Rationales d’investissement en infrastructures au sein des portefeuilles
Enquête Campbell Lutyens
Source : HSBC Alternatives, Campbell Lutyens
Perspectives à 12 mois
La numérisation et l'électrification restent les thèmes dominants des investissements en infrastructures. L'interaction entre ces thèmes est partiellement illustrée dans le graphique ci-dessous, qui prévoit la croissance future de la consommation d'électricité aux États-Unis¹. Après des décennies de stagnation, la consommation d'électricité devrait augmenter de 3,5 % par an. Les principaux moteurs de cette croissance sont l'électrification de la production industrielle, l'expansion significative du segment des centres de données et l'électrification des transports.
Forte croissance attendue de la demande d'électricité aux États-Unis
Répartition de la demande d'électricité aux États-Unis par secteur (térawattheures)
Source : HSBC Alternatives, Agence américaine d'information sur l'énergie (EIA)
Nous constatons que les fonds d'infrastructure multisectoriels, numériques, et de transition énergétique et climatique suivre la logique commerciale de la demande projetée pour l'électrification en investissant dans divers sous-secteurs d'infrastructure existants et émergents, liés à la satisfaction de la demande de nouvelles sources d'énergie. Certains sont des investissements de longue date, tels que l'extension et le renforcement des réseaux de transport d'électricité et le développement de la production d’énergie solaire et éolienne, ainsi que des systèmes de stockage par batterie associés.
D'autres sous-secteurs sont apparus relativement récemment, notamment :
- L'électrification des bus et des véhicules commerciaux ;
- La fourniture de sources d'énergie dédiées « derrière le compteur » pour alimenter de nouveaux centres de données ;
- Le développement de terrains alimentés en énergie destinés à être vendus aux développeurs de centres de données ;
- La construction et l'affrètement de navires pour la construction et le soutien des parcs éoliens offshore ;
- L'acquisition de parcs éoliens terrestres existants en fin de vie, en vue de leur modernisation avec de nouvelles turbines pour accroître la capacité de production d'énergie ;
- L'achat de turbines à gaz de pointe existantes et le développement d'actifs d'énergie renouvelable et de stockage par batterie sur le même site, pour une utilisation plus efficace de la capacité de transport d'électricité du site.
Tous ces sous-secteurs émergents offrent le potentiel de générer une croissance significative des revenus, soutenant la réalisation de rendements nets à valeur ajoutée (12-16 %) dans les infrastructures.
1 Agence américaine d'information sur l'énergie (US Energy Information Administration (EIA)), McKinsey & Co.

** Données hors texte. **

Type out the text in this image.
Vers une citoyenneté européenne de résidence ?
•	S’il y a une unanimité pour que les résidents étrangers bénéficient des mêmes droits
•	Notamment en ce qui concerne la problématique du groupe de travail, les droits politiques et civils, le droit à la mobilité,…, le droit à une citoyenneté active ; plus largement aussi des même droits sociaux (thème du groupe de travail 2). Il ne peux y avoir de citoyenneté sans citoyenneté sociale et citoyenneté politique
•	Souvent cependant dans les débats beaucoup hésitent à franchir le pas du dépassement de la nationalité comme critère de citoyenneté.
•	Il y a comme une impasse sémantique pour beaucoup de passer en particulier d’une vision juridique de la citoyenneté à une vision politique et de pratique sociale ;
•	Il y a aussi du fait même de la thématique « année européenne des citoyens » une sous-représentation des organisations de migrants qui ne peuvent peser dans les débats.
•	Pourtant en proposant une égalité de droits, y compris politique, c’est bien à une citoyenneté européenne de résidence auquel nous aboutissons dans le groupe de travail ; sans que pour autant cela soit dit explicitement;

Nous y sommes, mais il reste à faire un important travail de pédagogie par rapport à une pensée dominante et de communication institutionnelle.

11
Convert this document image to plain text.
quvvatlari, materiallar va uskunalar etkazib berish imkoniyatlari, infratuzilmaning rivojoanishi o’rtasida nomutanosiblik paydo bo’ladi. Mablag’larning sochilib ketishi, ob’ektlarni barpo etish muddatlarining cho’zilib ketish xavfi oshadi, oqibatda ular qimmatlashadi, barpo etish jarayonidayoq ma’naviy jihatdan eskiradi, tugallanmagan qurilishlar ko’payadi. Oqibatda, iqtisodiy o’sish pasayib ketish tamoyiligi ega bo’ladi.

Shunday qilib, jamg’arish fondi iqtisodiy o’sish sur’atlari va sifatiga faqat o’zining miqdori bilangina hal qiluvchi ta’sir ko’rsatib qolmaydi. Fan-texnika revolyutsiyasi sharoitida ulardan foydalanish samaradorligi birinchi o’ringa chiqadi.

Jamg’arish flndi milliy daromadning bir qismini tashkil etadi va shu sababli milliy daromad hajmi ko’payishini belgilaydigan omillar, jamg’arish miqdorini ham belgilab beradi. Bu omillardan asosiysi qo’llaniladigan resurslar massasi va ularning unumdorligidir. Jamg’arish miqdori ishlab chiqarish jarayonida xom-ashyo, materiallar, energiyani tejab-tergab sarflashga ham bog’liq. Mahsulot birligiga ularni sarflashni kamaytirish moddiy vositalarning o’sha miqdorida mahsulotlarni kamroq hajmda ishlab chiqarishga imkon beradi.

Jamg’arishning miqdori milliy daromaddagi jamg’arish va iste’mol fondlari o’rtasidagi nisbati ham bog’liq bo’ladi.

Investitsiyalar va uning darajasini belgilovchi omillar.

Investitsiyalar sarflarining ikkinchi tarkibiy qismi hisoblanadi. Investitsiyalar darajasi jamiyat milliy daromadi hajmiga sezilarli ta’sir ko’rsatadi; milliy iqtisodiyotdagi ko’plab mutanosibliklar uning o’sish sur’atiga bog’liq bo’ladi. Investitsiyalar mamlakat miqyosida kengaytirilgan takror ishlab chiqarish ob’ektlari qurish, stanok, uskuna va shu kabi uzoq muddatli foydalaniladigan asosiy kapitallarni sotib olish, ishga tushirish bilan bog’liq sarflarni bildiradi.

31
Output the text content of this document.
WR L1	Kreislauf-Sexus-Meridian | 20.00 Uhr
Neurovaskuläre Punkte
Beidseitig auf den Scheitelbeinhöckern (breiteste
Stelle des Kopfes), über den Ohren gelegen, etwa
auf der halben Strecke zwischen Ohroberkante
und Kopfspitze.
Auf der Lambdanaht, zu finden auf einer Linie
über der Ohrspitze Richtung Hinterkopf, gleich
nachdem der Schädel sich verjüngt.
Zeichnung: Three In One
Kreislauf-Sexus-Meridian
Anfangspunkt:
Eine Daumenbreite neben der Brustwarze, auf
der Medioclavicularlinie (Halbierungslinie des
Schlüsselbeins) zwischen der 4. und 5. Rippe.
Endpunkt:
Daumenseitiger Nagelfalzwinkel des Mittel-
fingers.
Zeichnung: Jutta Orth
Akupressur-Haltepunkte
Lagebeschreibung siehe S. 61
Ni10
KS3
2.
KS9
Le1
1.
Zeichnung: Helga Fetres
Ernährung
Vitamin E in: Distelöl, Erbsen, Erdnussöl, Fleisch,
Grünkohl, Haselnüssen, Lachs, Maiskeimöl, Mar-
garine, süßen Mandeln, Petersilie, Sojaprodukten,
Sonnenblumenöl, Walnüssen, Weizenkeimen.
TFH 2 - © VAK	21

Sources : HSBC Asset Management, Campbell Lutyens, à fin décembre 2025. LCD, Pitchbook, à fin novembre 2025. MSCI, CBRE, Bloomberg, à fin septembre 2025.
Les commentaires et analyses reflètent l'opinion de HSBC Asset Management sur les marchés et leur évolution, en fonction des informations connues à ce jour. Ils ne sauraient constituer un engagement de HSBC Asset Management. Par conséquent, HSBC Asset Management ne saurait être tenue responsable d'une décision d'investissement ou de désinvestissement prise sur la base de ce document et / ou analyse dans ce document. Les anticipations, projections ou objectifs mentionnés dans ce document sont présentés à titre indicatif et ne sont en aucun cas garantis.